Saturday, July 08, 2017
Tonight In Brooklyn: That Slapstick Show Spotlights Charley Parrott Chase
At 8:00 p.m. at the City Reliquary in Brooklyn, laughs will rule as Nelson Hughes and Tommy José Stathes present The Celebrity Roast Of Charley Chase as part of the ongoing That Slapstick Show series. Mr. Hughes has curated tonight's tribute to the favorite producer-director-writer-comic of Way Too Damn Lazy To Write A Blog, the one, the only Charley Parrott a.k.a. Charley Chase. Mr. Stathes of Cartoons On Film, as well as vintage silent-era animation Cartoon Roots programs on Blu-rays and DVDs (too numerous to list here), shall co-host.
Charley Chase was an inspired and unique director, writer and comedian whose comedy has weathered the test of time quite well.
First starring in breezy 1-reelers as "Jimmie Jump" in 1924 and then graduating to 2-reelers as Charley Chase, Charles Parrott would star in some of the very best silent film comedies, most notably those he co-directed and wrote with Leo McCarey; such brilliant comedy shorts as His Wooden Wedding and Mighty Like A Moose were certainly among among the funniest films ever made.
After directing a gazillion comedy shorts for every studio around from 1916-1924, Chase began his own starring series at the Roach Studio. Collaborating with his brother James Parrott, the aforementioned Leo McCarey and other top comedy directors at Roach, Chase starred in masterpiece after masterpiece in 1925-1929 - and, unlike most of his contemporaries, then to a significant degree carried that formidable comedy mojo into the sound era.
Chase's high water mark in talkies, in this writer's opinion, would be several tremendously funny, romantic and charming farces co-starring the most beautiful, talented comedienne whose name was not Carole Lombard or Claudette Colbert, Thelma Todd. Two particularly wonderful short comedies in which Chase and Todd co-star are Looser Than Loose (1930) and The Pip From Pittsburg (1931).

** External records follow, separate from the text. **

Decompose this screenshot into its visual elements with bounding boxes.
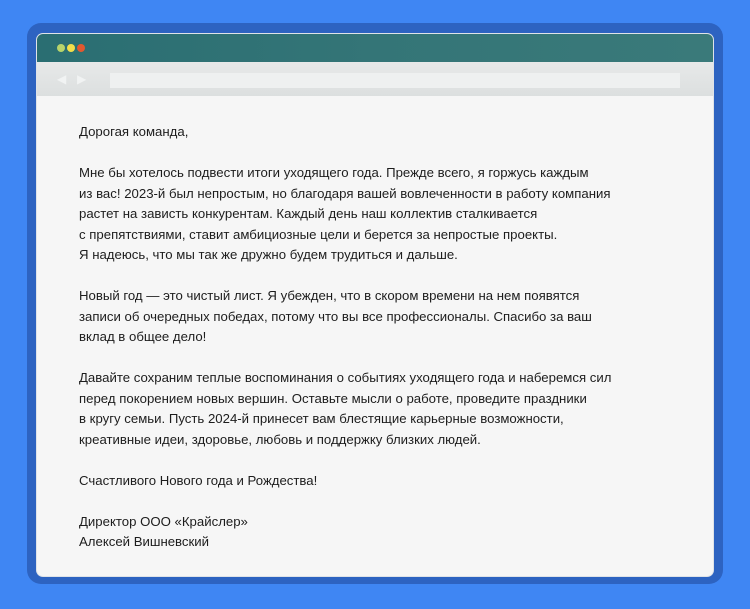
back-arrow-icon[interactable]: ◀ — [57, 72, 66, 86]
browser-toolbar: ◀ ▶ — [37, 62, 713, 96]
browser-window: ◀ ▶ Дорогая команда, Мне бы хотелось под… — [37, 34, 713, 576]
forward-arrow-icon[interactable]: ▶ — [77, 72, 86, 86]
text-line: Мне бы хотелось подвести итоги уходящего… — [79, 165, 589, 180]
window-zoom-button[interactable] — [77, 44, 85, 52]
title-bar — [37, 34, 713, 62]
signature-title: Директор ООО «Крайслер» — [79, 513, 248, 529]
text-line: записи об очередных победах, потому что … — [79, 308, 592, 324]
signature: Директор ООО «Крайслер» Алексей Вишневск… — [79, 512, 699, 553]
text-line: Давайте сохраним теплые воспоминания о с… — [79, 370, 612, 385]
letter: Дорогая команда, Мне бы хотелось подвест… — [79, 122, 699, 573]
text-line: в кругу семьи. Пусть 2024-й принесет вам… — [79, 411, 564, 426]
window-close-button[interactable] — [57, 44, 65, 52]
paragraph-2: Новый год — это чистый лист. Я убежден, … — [79, 286, 699, 348]
address-bar[interactable] — [110, 73, 680, 88]
paragraph-1: Мне бы хотелось подвести итоги уходящего… — [79, 163, 699, 266]
text-line: растет на зависть конкурентам. Каждый де… — [79, 206, 538, 221]
paragraph-3: Давайте сохраним теплые воспоминания о с… — [79, 368, 699, 450]
holiday-wish: Счастливого Нового года и Рождества! — [79, 472, 318, 488]
text-line: с препятствиями, ставит амбициозные цели… — [79, 226, 558, 242]
text-line: вклад в общее дело! — [79, 329, 207, 344]
greeting: Дорогая команда, — [79, 124, 189, 139]
text-line: Я надеюсь, что мы так же дружно будем тр… — [79, 247, 458, 262]
text-line: перед покорением новых вершин. Оставьте … — [79, 390, 587, 406]
text-line: из вас! 2023-й был непростым, но благода… — [79, 185, 611, 201]
window-minimize-button[interactable] — [67, 44, 75, 52]
text-line: креативные идеи, здоровье, любовь и подд… — [79, 431, 481, 447]
signature-name: Алексей Вишневский — [79, 534, 210, 549]
text-line: Новый год — это чистый лист. Я убежден, … — [79, 288, 580, 303]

Quoting the press release for tonight's show:
"He was one of the most prolific and influential comedians of the 1920s, with a film career that spanned nearly three decades. Today, some 77 years since his passing, Charley Chase (a.k.a. Charles Parrott) still remains one of the most beloved silent screen clowns among modern day fans of classic film comedy.
Chase boasted a lengthy resume, including actor/director/writer and producer, from the 1910s straight into the 1930s. With stints at the Al Christie studios and, most importantly, Mack Sennett's Keystone Studios, it was his arrival at the Hal Roach studios in 1920 where he would reach superstardom in comedy film history. Beginning with one reelers and later moving on to two-reel shorts for Roach, the Chase comedies were centered on situational comedy rather than overt slapstick. Chase knew comedy like no one else did and it clearly shows in his films as both an actor and director.
That Slapstick Show! returns to the great outdoors over at The City Reliquary with its second annual Celebrity Film Roast. Sit back and relax while we honor one of the true comedy masterminds of the silent film era. This special screening will include some rarely seen shorts, so don't miss out—and bring your cinephile friends!
Live accompaniment will be provided by ragtime pianist Charlie Judkins!
Also: There will be a mini tag sale featuring VHS tapes, DVDs, books, filmic collectibles and other goodies...all from the personal collection of That Slapstick Show! co-organizer and cohost Tommy José Stathes."
The City Reliquary is located at 370 Metropolitan Avenue in Bugs Bunny's hometown of Brooklyn, NY. The Celebrity Roast Of Charley Chase starts at 8:00 p.m. For the most up-to-date information, please call (718) 782-4842 or e-mail The City Reliquary at firstname.lastname@example.org.
For more info on Mr. Chase's highly varied directorial career, see Lame Brains And Lunatics: The Good, The Bad And The Forgotten Of Silent Comedy by historian Steve Massa. For a comprehensive look at Charley's later work, there's The Charley Chase Talkies 1929-1940 by James L. Neibaur.